Ursodeoxycholic acid counteracts celecoxib in reduction of duodenal polyps in patients with familial adenomatous polyposis: a multicentre, randomized controlled trial

Bjorn W H van Heumen, Hennie M J Roelofs, M Elisa Vink-Börger, Evelien Dekker, Elisabeth M H Mathus-Vliegen, Jan Dees, Jan J Koornstra, Alexandra M J Langers, Iris D Nagtegaal, Ellen Kampman, Wilbert H M Peters, Fokko M Nagengast, Bjorn W H van Heumen, Hennie M J Roelofs, M Elisa Vink-Börger, Evelien Dekker, Elisabeth M H Mathus-Vliegen, Jan Dees, Jan J Koornstra, Alexandra M J Langers, Iris D Nagtegaal, Ellen Kampman, Wilbert H M Peters, Fokko M Nagengast

Abstract

Background: Due to prophylactic colectomy, mortality in patients with familial adenomatous polyposis (FAP) has changed, with duodenal cancer currently being the main cause of death. Although celecoxib reduces duodenal polyp density in patients with FAP, its long-term use may increase the risk of cardiovascular events and alternatives need to be explored. Preclinical studies suggest that the combination of celecoxib with ursodeoxycholic acid (UDCA) is a potentially effective strategy. We performed a randomized, double-blind, placebo-controlled trial to investigate the effect of celecoxib and UDCA co-treatment on duodenal adenomatosis in patients with FAP.

Methods: Patients with FAP received celecoxib (400 mg twice daily) and UDCA (1000-2000 mg daily, ~20-30 mg/kg/day, n=19) or celecoxib and placebo (n=18) orally for 6 months. Primary outcome was drug efficacy, assessed by comparing duodenal polyp density at pre- and post-intervention by blinded review of endoscopic recordings. As secondary outcomes, cell proliferation, apoptosis, and COX-2 levels in normal duodenal mucosa were assessed by immunohistochemistry or real-time quantitative polymerase chain reaction.

Results: In intention-to-treat analysis, deceased polyp density was observed after celecoxib/placebo treatment (p=0.029), whereas increased polyp density was observed after celecoxib/UDCA treatment (p=0.014). The difference in change in duodenal polyp density was statistically significant between the groups (p=0.011). No changes in secondary outcomes were observed. Thirty patients (81%) reported one or more adverse events, 16 patients (84%, Common Toxicity Criteria for Adverse Events version 3.0 (CTCAE) grade 1-3) treated with celecoxib/UDCA and 14 patients (78%, CTCAE grade 1-2) treated with celecoxib/placebo. Nine patients (24%) discontinued intervention prematurely, 5 patients (26%) treated with celecoxib/UDCA and 4 patients (22%) treated with celecoxib/placebo.
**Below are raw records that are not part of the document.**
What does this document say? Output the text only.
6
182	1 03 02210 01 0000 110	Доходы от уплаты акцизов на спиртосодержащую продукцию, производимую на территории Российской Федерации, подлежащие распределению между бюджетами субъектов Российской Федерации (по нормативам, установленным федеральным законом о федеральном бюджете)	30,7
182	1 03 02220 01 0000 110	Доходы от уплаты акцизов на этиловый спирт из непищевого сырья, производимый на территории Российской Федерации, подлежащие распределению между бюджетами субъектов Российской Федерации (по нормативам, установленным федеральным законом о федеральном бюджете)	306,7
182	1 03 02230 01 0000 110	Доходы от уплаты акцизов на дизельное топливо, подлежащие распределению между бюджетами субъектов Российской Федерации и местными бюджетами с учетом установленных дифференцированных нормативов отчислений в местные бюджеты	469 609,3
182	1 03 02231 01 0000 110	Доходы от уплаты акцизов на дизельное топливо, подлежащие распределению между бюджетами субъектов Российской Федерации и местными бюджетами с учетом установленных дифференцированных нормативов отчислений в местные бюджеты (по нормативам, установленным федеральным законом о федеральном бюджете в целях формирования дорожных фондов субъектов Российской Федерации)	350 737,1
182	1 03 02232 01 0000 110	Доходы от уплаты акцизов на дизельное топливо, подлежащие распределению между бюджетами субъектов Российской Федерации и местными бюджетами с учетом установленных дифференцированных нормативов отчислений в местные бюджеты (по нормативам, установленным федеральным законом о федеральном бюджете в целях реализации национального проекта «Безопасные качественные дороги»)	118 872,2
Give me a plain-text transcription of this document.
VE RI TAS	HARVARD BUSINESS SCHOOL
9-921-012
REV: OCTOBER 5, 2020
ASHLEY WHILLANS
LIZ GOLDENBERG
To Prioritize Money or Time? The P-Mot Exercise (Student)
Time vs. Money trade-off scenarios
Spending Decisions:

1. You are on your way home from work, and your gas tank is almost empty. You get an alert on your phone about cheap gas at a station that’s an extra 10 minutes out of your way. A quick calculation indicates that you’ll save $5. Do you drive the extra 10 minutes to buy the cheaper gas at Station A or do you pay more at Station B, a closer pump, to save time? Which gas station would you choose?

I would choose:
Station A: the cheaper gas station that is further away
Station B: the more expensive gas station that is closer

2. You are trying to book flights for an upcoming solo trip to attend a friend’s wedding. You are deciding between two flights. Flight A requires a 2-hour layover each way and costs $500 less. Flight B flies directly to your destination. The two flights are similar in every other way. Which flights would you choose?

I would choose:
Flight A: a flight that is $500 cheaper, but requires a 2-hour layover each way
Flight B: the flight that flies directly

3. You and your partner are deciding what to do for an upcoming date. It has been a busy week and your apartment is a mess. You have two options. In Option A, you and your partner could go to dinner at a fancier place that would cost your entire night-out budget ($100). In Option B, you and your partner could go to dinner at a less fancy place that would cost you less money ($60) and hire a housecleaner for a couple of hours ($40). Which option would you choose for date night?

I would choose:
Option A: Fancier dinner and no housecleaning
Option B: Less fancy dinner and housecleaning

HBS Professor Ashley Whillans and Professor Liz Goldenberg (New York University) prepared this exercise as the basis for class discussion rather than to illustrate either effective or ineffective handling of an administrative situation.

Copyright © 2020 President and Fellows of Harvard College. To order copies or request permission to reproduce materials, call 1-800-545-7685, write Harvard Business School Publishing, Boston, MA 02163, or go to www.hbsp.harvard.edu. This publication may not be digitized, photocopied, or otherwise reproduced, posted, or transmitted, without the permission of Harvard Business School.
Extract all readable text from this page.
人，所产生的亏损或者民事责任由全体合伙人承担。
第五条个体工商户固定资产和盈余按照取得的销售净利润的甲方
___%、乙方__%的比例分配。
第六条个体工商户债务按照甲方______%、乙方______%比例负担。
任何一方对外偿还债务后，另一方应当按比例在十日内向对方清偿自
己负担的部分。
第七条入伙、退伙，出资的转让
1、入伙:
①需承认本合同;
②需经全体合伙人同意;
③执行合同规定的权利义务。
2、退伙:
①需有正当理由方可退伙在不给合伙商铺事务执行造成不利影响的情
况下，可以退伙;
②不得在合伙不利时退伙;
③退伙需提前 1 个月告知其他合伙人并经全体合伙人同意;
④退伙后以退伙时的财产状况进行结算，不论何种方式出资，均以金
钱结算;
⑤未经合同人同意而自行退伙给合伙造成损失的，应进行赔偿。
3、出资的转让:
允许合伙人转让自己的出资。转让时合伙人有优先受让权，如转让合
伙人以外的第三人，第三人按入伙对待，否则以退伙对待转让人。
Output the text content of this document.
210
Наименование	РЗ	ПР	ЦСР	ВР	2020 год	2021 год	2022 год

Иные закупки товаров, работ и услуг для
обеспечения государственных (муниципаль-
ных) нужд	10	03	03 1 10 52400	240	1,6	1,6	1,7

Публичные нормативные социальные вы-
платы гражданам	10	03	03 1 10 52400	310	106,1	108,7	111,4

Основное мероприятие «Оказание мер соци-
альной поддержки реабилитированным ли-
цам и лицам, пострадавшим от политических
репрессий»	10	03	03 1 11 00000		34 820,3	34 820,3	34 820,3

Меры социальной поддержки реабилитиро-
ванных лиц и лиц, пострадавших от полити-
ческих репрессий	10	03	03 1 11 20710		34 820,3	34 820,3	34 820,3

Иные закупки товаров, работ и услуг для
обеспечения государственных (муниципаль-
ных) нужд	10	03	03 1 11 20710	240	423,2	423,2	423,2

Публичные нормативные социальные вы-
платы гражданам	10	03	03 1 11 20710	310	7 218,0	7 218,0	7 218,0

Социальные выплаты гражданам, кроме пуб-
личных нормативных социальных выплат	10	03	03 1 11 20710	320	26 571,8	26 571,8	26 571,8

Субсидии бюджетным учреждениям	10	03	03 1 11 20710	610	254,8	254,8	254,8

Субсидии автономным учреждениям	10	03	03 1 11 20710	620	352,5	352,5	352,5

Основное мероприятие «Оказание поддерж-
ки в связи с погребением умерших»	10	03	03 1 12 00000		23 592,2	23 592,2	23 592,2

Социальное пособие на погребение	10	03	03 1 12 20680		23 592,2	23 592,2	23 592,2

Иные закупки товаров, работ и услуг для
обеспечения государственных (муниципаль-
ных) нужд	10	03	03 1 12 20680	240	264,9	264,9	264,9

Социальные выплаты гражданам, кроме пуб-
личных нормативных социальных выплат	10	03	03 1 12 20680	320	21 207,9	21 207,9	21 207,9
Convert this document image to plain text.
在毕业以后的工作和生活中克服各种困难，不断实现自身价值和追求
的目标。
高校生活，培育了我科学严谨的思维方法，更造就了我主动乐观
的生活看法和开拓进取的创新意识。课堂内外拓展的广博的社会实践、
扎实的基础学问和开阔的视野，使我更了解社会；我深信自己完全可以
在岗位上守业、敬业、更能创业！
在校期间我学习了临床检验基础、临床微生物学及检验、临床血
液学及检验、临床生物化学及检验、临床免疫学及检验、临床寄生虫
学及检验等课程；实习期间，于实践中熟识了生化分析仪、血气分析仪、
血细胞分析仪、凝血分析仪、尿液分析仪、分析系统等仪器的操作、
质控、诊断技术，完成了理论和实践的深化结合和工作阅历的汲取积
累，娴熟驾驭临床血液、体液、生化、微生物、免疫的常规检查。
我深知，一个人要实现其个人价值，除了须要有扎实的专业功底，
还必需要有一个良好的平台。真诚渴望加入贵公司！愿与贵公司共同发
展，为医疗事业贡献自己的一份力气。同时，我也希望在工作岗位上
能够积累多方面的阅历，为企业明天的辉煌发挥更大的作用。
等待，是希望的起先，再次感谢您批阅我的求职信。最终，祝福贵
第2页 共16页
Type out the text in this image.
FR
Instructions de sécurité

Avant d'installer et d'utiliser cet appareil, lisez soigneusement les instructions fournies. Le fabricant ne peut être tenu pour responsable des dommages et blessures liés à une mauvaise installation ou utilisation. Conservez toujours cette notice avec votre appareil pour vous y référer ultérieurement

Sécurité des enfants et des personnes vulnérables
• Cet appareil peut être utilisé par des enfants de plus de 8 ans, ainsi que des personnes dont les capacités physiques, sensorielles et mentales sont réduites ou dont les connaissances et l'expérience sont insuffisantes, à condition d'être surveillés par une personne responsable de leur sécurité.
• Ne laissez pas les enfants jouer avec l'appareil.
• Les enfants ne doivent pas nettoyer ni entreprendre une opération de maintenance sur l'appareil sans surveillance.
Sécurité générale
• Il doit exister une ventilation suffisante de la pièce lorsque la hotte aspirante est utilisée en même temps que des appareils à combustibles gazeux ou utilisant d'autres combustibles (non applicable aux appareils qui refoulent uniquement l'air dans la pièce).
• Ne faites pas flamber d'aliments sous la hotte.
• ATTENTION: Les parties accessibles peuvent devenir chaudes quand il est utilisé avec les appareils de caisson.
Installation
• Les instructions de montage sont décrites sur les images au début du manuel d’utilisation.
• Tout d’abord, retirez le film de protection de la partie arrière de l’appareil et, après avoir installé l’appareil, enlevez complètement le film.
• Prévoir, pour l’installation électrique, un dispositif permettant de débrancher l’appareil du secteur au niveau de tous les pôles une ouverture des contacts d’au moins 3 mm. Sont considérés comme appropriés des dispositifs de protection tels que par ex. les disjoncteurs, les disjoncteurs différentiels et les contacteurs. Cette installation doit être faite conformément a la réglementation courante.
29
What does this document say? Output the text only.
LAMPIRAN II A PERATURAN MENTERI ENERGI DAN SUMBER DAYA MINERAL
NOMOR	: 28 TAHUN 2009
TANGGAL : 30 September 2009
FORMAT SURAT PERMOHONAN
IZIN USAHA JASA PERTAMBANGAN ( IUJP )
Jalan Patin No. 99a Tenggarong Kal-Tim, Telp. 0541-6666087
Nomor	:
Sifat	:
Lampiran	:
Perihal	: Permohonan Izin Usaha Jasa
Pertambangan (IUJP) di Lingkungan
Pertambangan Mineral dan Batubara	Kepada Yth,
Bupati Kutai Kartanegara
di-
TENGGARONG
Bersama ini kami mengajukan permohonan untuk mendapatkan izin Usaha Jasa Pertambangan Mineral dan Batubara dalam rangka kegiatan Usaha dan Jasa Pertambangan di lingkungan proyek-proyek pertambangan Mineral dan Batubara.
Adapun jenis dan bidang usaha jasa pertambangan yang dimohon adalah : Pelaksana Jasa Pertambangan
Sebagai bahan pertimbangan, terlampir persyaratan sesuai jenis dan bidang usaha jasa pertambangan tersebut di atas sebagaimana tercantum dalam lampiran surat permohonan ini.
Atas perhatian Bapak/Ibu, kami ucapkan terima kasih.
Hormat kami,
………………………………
Conclusions: Celecoxib reduces duodenal polyp density in patients with FAP, and unexpectedly, high dose UDCA co-treatment counteracts this effect. The benefit of long term use of celecoxib for duodenal cancer prevention needs to be weighed against the (risk of) adverse events.

Trial registration: http://ClinicalTrials.gov, identifier NCT00808743.

Figures

Figure 1
Figure 1
CONSORT diagram. FAP = familial adenomatous polyposis; NSAID = non-steroidal anti-inflammatory drugs; UDCA = ursodeoxycholic acid.
Figure 2
Figure 2
Box-Whisker plots of intention-to-treat and per-protocol analysis. Intention-to-treat analysis of mean score of change in duodenal polyp density comparing duodenoscopic recordings pre- and post-intervention with either celecoxib & UDCA (group A) or celecoxib & placebo (group B): clinical deterioration in group A (n=17, Wilcoxon Signed Rank, p=0.014), clinical improvement in group B (n=15, Wilcoxon Signed Rank, p=0.029); difference in mean score between groups statistically significant (Mann–Whitney U, p=0.011). Per-protocol analysis: clinical deterioration in group A (n=12, Wilcoxon Signed Rank, p=0.271), clinical improvement in group B (n=11, Wilcoxon Signed Rank, p=0.004); difference in mean score between groups statistically significant (Mann–Whitney U, p<0.001). UDCA = ursodeoxycholic acid.